Yes, government is the "failure" mode support, just like error traps in code.
You still have not specified how disputes would be resolved, when that is what government, judiciary, etc *does*.
There has to be a failure mode, because humans are sneaky, lying bastards, especially when they think they can get away with it, and corporations ar even worse.
If you can write bug-free code, it will still crash eventually. Perfect contracts can still be ignored.
"I guess once you start doubting, there's no end to it." -Batou, Ghost in the Shell: Stand Alone Complex
(Score: -1, Troll) by Anonymous Coward on Tuesday March 27 2018, @08:06AM (1 child)
Government doesn't solve this problem.
(Score: 0) by Anonymous Coward on Tuesday March 27 2018, @03:59PM
Government does solve this problem.
(Score: 0) by Anonymous Coward on Tuesday March 27 2018, @04:12PM (1 child)
have you not heard of smart contracts?
(Score: 1, Touché) by Anonymous Coward on Tuesday March 27 2018, @05:55PM
Will we need smart guns that only operate when a smart contract says they can?
(Score: 0) by Anonymous Coward on Tuesday March 27 2018, @05:48PM
I prefer to imagine that this is just a troll trying to collect internet trophies, in this case getting every user of the site to argue against the stupidity of "series of contracts". The troll coooould be serious, but given the simplistic responses it is clear there is no real reasoning beyond blind faith in "market forces".
(Score: 2) by HiThere on Tuesday March 27 2018, @05:24PM
You are pointing at a real problem, but so is the grandparent, and ignoring it doesn't make it go away.
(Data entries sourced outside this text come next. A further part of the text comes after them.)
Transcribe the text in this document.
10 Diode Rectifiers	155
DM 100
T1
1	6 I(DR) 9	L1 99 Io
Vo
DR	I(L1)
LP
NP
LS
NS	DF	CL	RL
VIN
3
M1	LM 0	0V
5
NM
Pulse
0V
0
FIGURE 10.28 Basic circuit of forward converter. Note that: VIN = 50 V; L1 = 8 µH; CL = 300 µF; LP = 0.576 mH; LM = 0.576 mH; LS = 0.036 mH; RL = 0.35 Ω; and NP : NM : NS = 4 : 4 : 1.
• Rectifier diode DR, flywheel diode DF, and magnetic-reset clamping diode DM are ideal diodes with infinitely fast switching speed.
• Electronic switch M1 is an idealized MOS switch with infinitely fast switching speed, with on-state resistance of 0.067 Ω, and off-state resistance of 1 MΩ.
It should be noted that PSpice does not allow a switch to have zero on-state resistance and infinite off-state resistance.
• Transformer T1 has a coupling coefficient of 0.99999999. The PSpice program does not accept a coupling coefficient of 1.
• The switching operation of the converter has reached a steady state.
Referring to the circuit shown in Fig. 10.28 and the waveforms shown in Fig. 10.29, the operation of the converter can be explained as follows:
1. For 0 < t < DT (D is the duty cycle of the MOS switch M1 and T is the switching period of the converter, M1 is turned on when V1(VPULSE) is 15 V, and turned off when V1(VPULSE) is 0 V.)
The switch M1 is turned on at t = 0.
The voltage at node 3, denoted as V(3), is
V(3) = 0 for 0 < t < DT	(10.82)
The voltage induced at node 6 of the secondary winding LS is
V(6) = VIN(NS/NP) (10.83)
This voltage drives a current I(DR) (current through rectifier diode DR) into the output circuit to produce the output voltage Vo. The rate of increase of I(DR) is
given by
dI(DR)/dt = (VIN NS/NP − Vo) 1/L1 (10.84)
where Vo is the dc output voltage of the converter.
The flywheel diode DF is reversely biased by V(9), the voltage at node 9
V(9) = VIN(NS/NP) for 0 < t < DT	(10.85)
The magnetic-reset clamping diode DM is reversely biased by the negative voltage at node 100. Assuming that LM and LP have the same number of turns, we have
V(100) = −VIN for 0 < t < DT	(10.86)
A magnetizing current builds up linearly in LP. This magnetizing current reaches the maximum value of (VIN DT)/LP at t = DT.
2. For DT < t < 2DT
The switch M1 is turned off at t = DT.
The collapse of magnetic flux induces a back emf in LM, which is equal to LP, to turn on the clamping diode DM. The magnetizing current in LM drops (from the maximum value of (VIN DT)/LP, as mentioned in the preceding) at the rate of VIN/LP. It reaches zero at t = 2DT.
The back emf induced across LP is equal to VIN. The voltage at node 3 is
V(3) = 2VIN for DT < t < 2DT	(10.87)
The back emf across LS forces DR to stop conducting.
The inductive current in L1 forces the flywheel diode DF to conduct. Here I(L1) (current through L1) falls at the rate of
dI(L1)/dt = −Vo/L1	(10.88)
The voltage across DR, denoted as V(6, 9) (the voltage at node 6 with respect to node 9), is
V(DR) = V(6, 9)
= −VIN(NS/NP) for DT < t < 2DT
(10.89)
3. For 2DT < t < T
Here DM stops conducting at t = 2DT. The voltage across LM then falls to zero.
There is always the problem of the enforcement agency deciding to act in it's own behalf rather than in yours. Always. Historically what happens without a central government is lots of small war lords who, if they stabilize, turn into monarchs. In some ways this isn't any worse than the current structure, and in others it's considerably worse. I think the rule was something like one king out of four will be a good king, one king out of four will lead us into disastrous wars, one king out of four will be a playboy, and one king out of four will be an idiot. The benefit is that the bureaucracy tends to be minimized. A secondary benefit is that most of the kings don't want to control your private life. Democracies tend to be much more intrusive. But this can also mean they aren't really interested in enforcing your contracts. This is one of the reasons that police were a late development. Another, of course, is that without rapid transportation and sanitation large cities are inherent death-traps. (Every continuation of this I tried veered into only tangentially related topics. Society is a complex lattice of interconnections.)
But contract enforcement always depends on someone with superior power doing the enforcement. It can be the government, it can be the gang lord, but somebody. Back when personal honor was the excuse is was general social knowledge, but in an age of information overload even extreme dishonor tends to be ignored for the sake of convenience. And it may also depend on limited mobility. In the 1800's US West it was always the outsider who sold fake goods or acted as a confidence man, but in a city with lots of mobility and good communications, how do you recognize the outsider? The old enforcement mechanisms don't work.
Javascript is what you use to allow unknown third parties to run software you have no idea about on your computer.